Wednesday, March 04, 2009

Can Obama’s Stimulus Plan Help Homebuyers?

By Joel Persinger
YourRealEstateDude.com
February 23, 2009

There’s quite a buzz among real estate folks and the media regarding the new Obama stimulus plan and how it might help home buyers. One of the items most talked about around the water cooler in my office, is the $8,000 tax credit. But, before I get into the specifics of how this tax credit is suppose to work, let me remind you that the actual stimulus plan probably weighs ten pounds when printed and won’t be fully understood for many months, if ever! Consequently, anything I tell you now will only paint a small part of the picture.

In basic, the new law says that first time homebuyers who purchase homes anytime from the start of this year until the end of November 2009, may be eligible for a tax credit. The credit could be as much as $8,000, but not more. This is a tax credit, rather than down payment assistance. So you have to come up with your own down payment. Then once you have completed the purchase, you can apply for the credit when you file your tax return at the end of the year.

The benefit of a tax credit is that it is a dollar-for-dollar reduction in the actual taxes you owe, rather than a reduction in your taxable income. Reducing your taxable income by $8,000 might only save you $1,000 to $1,500 in your actual taxes. On the other hand, a credit is real money that goes toward your actual tax bill. So, if you were to owe $8,000 in income taxes and qualified for the $8,000 tax credit, you would owe nothing. Better yet, the tax credit is real money. That means that you can receive a check for all or part of the credit, depending upon your tax liability. For example, if you end up owing $4,000 in taxes, you can offset that $4,000 with half of the tax credit and still receive a check for the other $4,000!

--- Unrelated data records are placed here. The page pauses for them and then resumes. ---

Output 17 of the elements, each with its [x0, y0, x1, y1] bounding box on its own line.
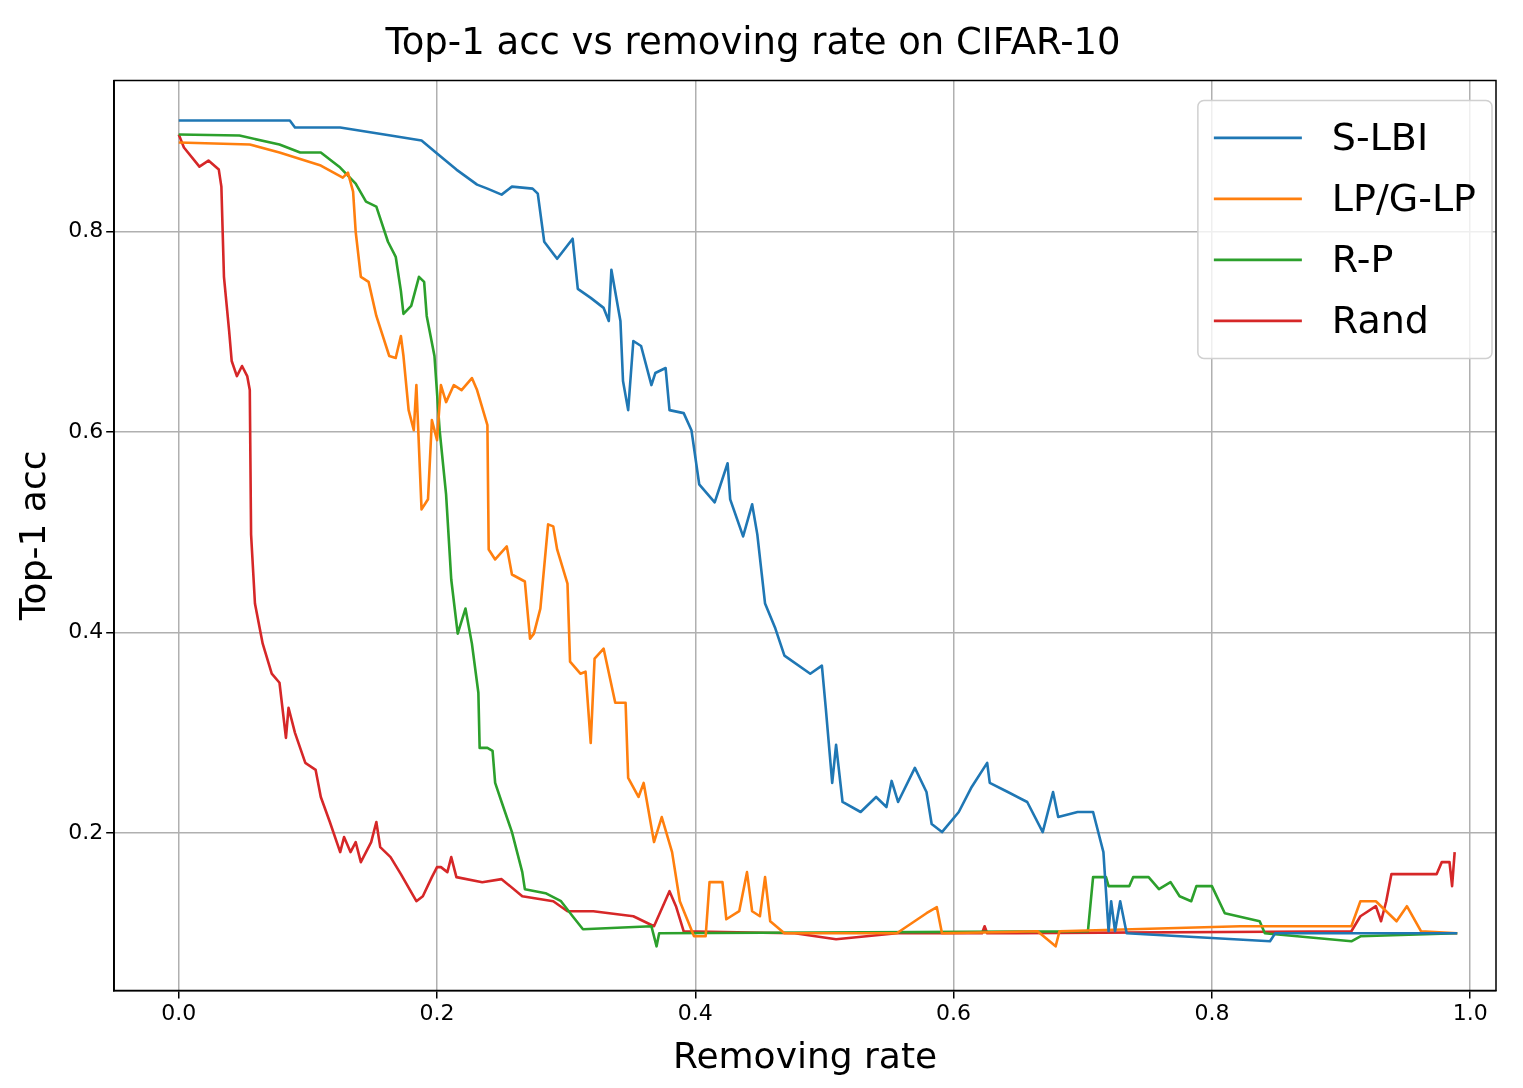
- y-tick-label: 0.2: [68, 818, 104, 844]
- legend-label: Rand: [1331, 297, 1429, 342]
- x-tick-label: 0.0: [161, 1000, 197, 1026]
- y-tick-label: 0.4: [68, 618, 104, 644]
- legend-label: R-P: [1331, 236, 1394, 281]
- legend-label: S-LBI: [1331, 114, 1429, 159]
- x-axis-title: Removing rate: [673, 1034, 938, 1076]
- x-tick-label: 0.2: [419, 1000, 455, 1026]
- x-tick-label: 0.8: [1194, 1000, 1230, 1026]
- chart-title: Top-1 acc vs removing rate on CIFAR-10: [384, 19, 1121, 63]
- y-axis-title: Top-1 acc: [11, 450, 53, 622]
- y-tick-label: 0.8: [68, 217, 104, 243]
- x-tick-label: 1.0: [1452, 1000, 1488, 1026]
- x-tick-label: 0.6: [936, 1000, 972, 1026]
- x-tick-label: 0.4: [677, 1000, 713, 1026]
- y-tick-label: 0.6: [68, 417, 104, 443]
- legend-label: LP/G-LP: [1331, 175, 1477, 220]
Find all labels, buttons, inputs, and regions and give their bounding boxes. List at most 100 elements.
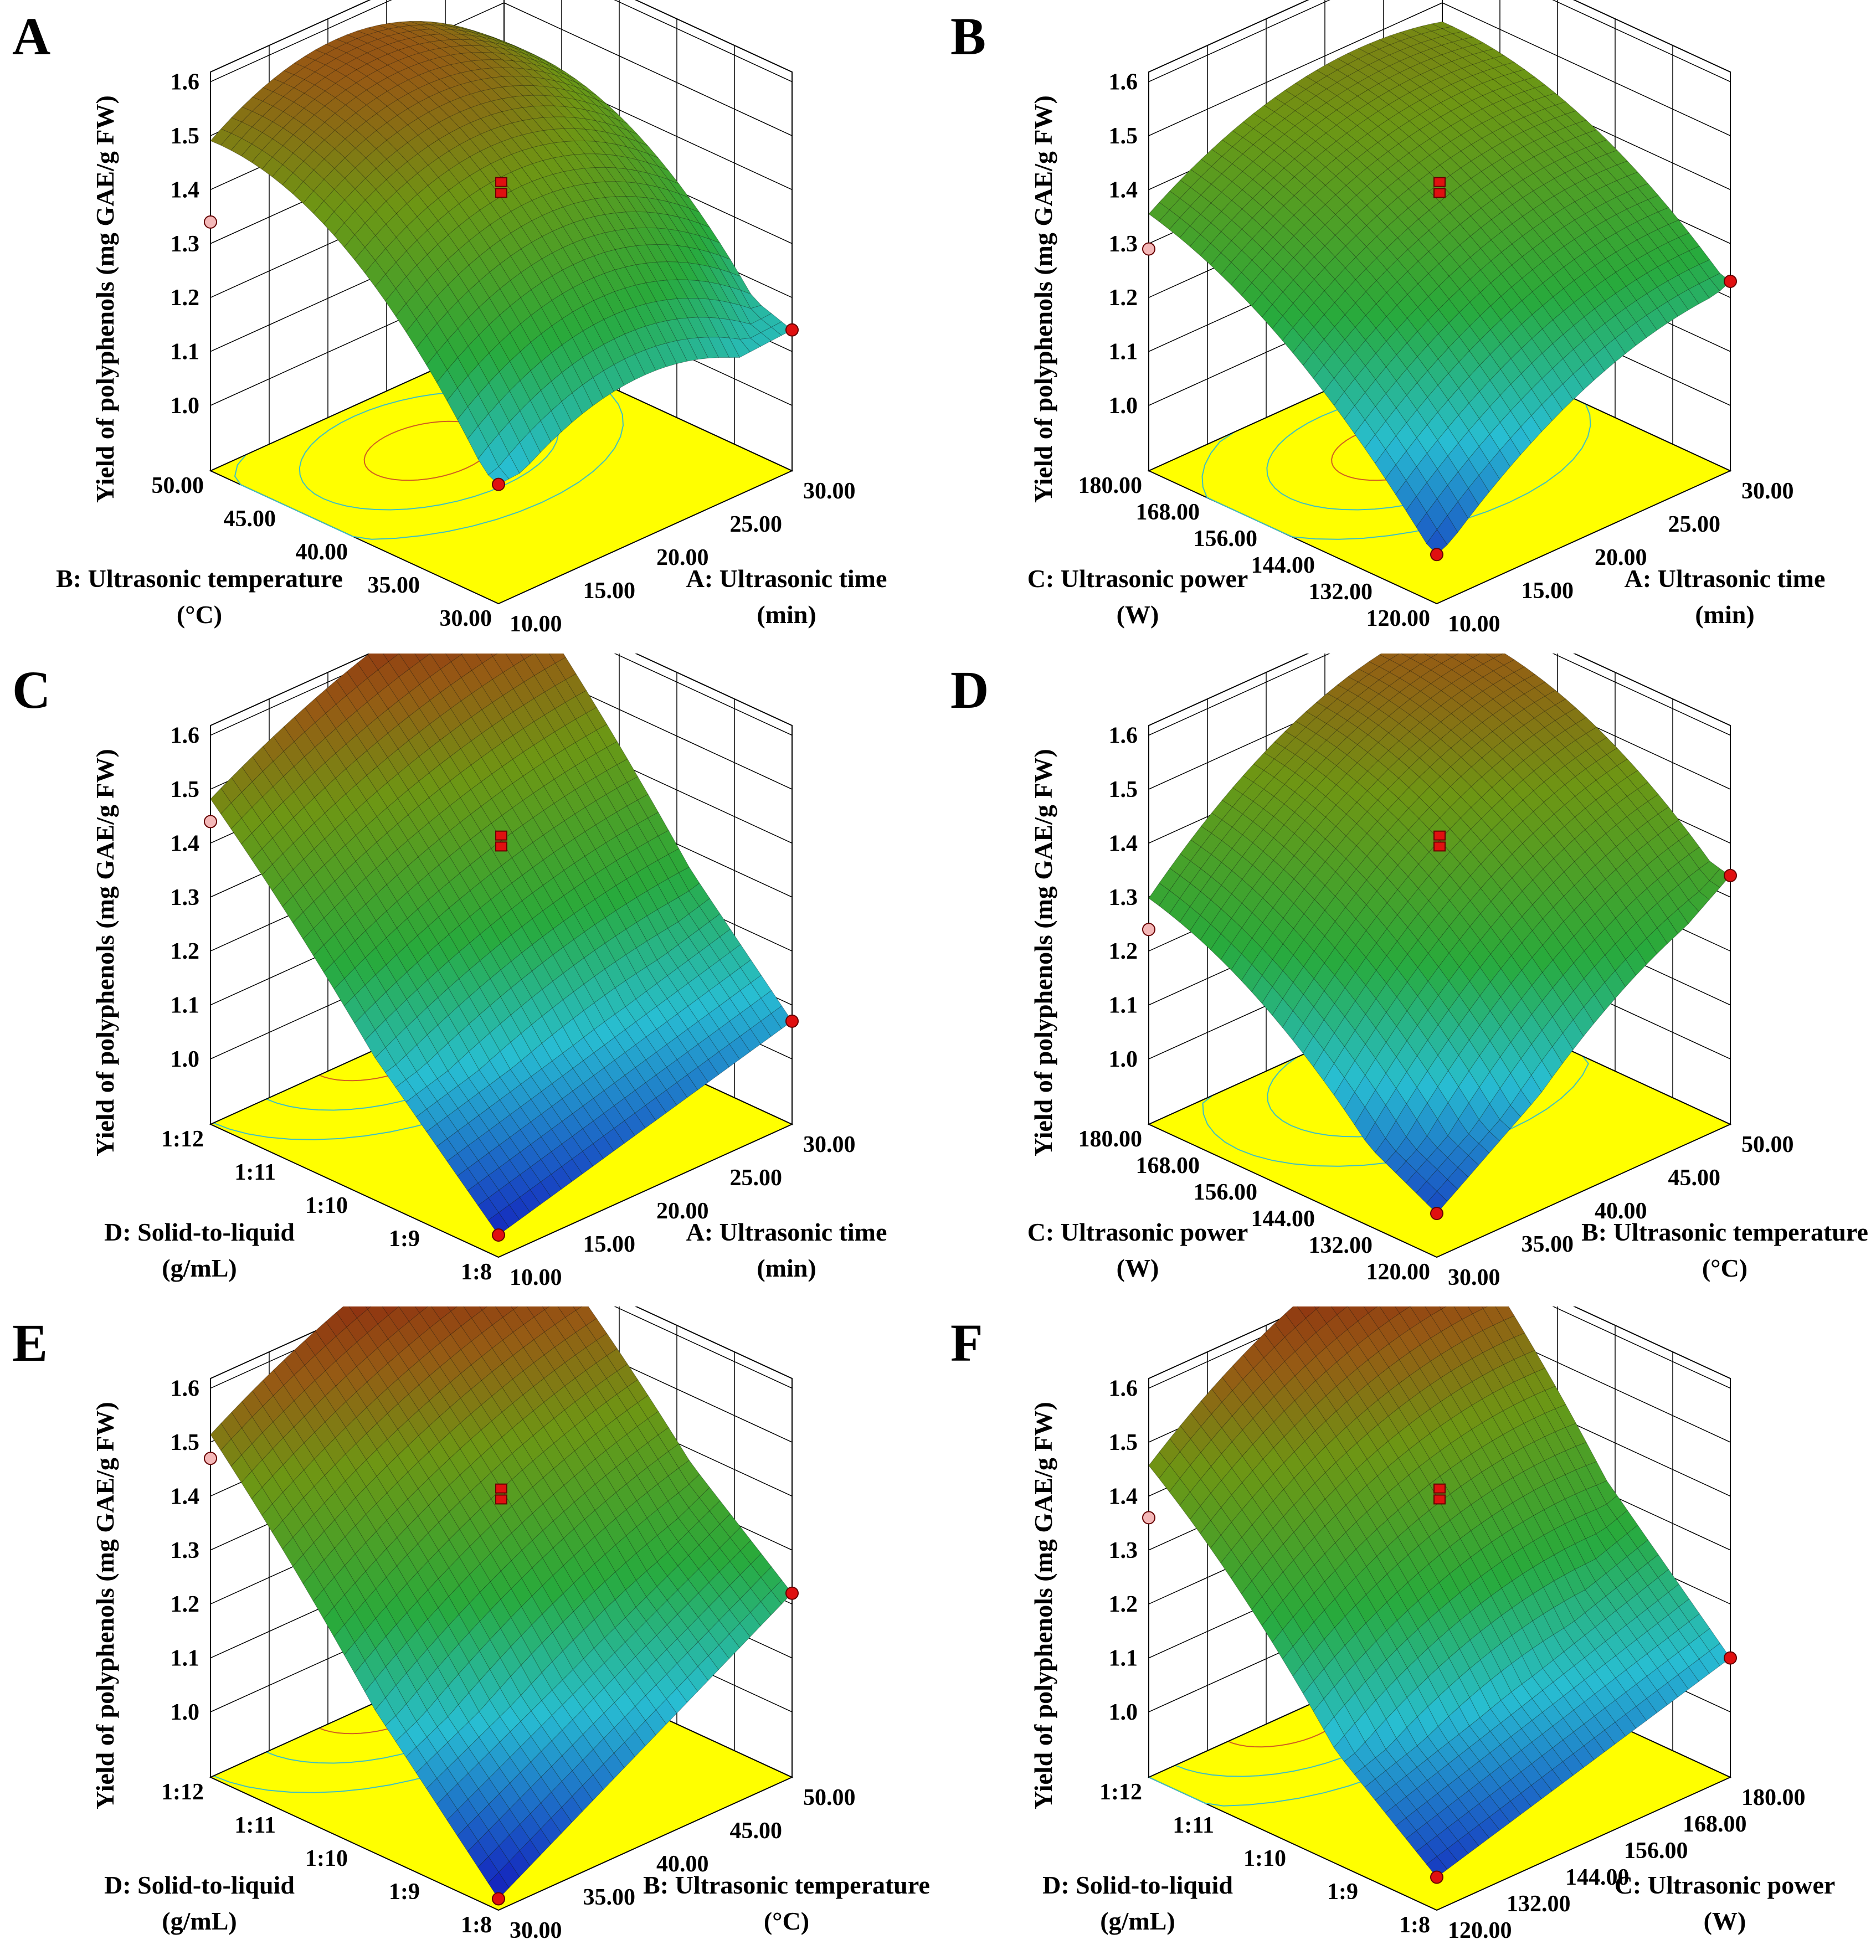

This may sound great, but it doesn’t apply to just anybody. You must either be a first time homebuyer or someone who has NOT owned a home during the past three years. Additionally, the program phases out as your income increases. According to the reports I’ve read so far, the phase out begins when couples make more than $150,000 per year or when single borrowers make more than $75,000 annually. Once you hit either of those income limits, figuring out what credit you are eligible for, if any, may require a degree in either accounting or rocket science. My advice is, speak to your accountant… even if you’re a rocket scientist.

How much this program will actually help home buyers remains to be seen. But, if you’re a first time buyer, it certainly is worth checking out. Just make sure you get good advice from qualified professionals along the way.